After 15 minutes of squirming this kid (as would any) starts to get real antsy. Short Round starts to rock, then push, then shove everyone around us.
"Calm down," I say.
"Take it easy Short Round."
"Do you want to go back and sit in the bus?"
Suddenly it dawns on me - my magic trick. My "go to" move. The one thing that always calms him down and makes him happy - Superman. So I lean down and say, "You want to play our game?"

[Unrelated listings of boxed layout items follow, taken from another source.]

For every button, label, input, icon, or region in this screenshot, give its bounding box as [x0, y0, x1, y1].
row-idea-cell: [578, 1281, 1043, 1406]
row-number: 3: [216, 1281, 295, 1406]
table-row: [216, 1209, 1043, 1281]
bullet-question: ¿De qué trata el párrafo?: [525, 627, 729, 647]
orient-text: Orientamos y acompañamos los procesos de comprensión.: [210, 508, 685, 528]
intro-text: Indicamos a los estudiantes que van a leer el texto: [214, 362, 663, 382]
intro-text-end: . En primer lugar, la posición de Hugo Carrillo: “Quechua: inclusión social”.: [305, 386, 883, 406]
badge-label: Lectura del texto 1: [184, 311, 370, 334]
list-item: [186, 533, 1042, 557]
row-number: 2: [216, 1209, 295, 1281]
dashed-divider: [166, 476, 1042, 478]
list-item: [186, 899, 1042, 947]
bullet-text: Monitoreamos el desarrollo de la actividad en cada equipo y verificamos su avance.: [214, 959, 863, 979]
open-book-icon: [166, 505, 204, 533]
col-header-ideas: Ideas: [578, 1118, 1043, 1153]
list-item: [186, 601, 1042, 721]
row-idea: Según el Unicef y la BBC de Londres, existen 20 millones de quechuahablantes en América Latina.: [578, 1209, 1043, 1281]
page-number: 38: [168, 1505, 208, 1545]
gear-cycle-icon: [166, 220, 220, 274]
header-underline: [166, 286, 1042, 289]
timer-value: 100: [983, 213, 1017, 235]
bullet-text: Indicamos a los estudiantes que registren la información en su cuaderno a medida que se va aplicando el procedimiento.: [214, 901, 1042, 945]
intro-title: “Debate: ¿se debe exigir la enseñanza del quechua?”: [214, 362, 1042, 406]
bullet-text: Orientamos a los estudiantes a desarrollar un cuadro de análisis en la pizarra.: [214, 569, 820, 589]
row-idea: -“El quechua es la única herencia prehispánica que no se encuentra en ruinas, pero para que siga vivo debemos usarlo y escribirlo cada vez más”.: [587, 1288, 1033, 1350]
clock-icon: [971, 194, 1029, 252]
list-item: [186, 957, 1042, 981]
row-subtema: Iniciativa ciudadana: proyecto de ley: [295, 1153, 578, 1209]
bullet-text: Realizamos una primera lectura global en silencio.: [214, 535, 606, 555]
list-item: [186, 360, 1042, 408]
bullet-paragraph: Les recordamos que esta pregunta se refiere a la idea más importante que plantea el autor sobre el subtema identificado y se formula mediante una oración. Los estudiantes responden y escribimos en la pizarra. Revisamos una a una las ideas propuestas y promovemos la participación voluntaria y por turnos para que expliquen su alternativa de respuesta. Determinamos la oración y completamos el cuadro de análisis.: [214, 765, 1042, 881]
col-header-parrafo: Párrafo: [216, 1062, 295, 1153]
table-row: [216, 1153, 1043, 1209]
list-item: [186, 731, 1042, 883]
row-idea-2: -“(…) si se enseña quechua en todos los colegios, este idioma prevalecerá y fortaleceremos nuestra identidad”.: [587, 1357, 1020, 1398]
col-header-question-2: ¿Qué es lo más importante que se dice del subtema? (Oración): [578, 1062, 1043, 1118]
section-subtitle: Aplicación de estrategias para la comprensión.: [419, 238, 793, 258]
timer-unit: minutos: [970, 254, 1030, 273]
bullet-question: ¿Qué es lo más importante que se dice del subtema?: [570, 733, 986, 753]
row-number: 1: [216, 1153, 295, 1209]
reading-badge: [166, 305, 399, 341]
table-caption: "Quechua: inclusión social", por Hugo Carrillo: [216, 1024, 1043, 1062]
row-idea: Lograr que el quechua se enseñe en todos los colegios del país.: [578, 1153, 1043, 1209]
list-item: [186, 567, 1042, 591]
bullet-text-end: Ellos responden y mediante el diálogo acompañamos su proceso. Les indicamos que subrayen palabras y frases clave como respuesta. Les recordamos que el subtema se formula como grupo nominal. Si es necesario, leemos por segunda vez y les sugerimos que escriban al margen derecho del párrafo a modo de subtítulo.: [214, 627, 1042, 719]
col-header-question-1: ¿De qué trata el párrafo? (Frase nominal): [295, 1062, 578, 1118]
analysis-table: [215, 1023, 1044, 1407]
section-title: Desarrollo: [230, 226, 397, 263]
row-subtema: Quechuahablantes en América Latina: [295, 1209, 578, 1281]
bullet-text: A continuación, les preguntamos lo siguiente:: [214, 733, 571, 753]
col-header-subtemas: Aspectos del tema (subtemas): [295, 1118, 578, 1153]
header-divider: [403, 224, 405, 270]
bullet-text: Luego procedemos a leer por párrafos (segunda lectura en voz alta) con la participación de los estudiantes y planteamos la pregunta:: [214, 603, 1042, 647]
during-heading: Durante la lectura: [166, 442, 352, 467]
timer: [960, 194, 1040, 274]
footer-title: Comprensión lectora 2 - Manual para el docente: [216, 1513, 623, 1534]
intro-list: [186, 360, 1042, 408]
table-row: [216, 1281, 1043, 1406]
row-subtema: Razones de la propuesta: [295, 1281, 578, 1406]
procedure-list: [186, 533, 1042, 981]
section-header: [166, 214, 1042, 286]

And this young child. This young child from a foreign land. This child who has not spoken one word of English the entire summer....yells...
"DON'T HURT MY PENIS!"
500 sweaty, squished heads whip around and look at me like I just ate Jon Benet Ramsey's head before their very eyes. A chorus of "Oh!" and "My word..." and "Don't go near him" leap out of the crowd. And the worst part? We are SQUISHED IN LINE FOR THE FUCKING BAT HOUSE AND I CANNOT MOVE ONE INCH. Mothers are trying deperately to slide their kids away from me. The people I was shoulder to shoulder with are holding their breath and trying not to accidentally touch me and get the pervert cooties.
Trust me, in this situation, there is nothing, I mean nothing you can do to prove you are innocent. If you try to down play it you look like a suspicious pig. If thou doth protest too much you scream "guilty." I literally had to stand there with my head bowed and take it.
And if that wasn't enough? The Bat House fucking sucked.